Namun demikian, Agung juga menekankan bahwa mediasi tetap relevan dan bermanfaat dalam situasi-situasi tertentu. Misalnya, dalam konflik batas tanah antar dua pemilik sertifikat yang sah, atau dalam perkara waris di mana para ahli waris belum mencapai kesepakatan. Dalam kondisi tersebut, mediasi berperan penting sebagai jembatan untuk mencapai mufakat.
“Ketika mediasi dilaksanakan dalam situasi netral, tanpa beban pelanggaran administratif, dan tidak terdapat unsur pemalsuan dokumen, maka ia menjadi cerminan pelayanan publik yang bijaksana,” tuturnya.
Lebih lanjut, Agung menyampaikan pandangan mengenai pentingnya penguatan sistem pengawasan melekat (waskat) di lingkungan lembaga pelayanan pertanahan. Menurutnya, pengawasan sebaiknya tidak hanya bersifat administratif-formal, namun juga harus mampu menelisik potensi penyimpangan substantif di balik keteraturan prosedural.
“Sering kali pelanggaran tersembunyi di balik kelengkapan dokumen. Maka, kecermatan dan kepekaan moral menjadi bagian penting dari pengawasan yang bermakna,” jelasnya.
Ia pun menyampaikan bahwa kepercayaan masyarakat tidak hanya tumbuh dari hasil akhir pelayanan publik, tetapi juga dari proses dan niat baik yang tampak nyata dalam setiap tindakan aparatur. Dalam pandangannya, keberanian untuk membatalkan keputusan yang tidak sah lebih mencerminkan martabat dan integritas pejabat, ketimbang bersembunyi di balik mekanisme formal.

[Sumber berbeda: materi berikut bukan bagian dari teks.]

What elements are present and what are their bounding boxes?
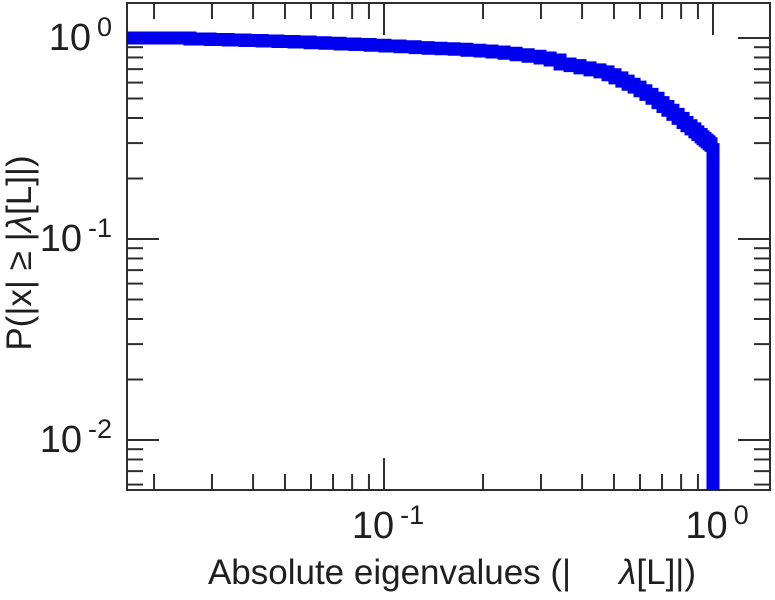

“Masyarakat kini semakin cerdas. Mereka menilai bukan hanya dari output, tetapi juga dari sikap dan komitmen pejabat dalam menjunjung tinggi kejujuran, keadilan dan kebenaran,” kata Agung.
Sebagai penutup, Agung menyampaikan harapan agar seluruh pejabat publik, khususnya di bidang pertanahan, terus menjaga amanah jabatan yang diemban. Ia mengajak agar setiap kebijakan dan keputusan didasarkan pada integritas, kompetensi, dan keteladanan.
“Jika melayani adalah bagian dari nilai luhur kebangsaan, maka jagalah kemurniannya dengan hati yang bersih dan niat yang tulus. Hukum tidak akan bermakna jika tidak ditegakkan dengan kejujuran,” pungkasnya.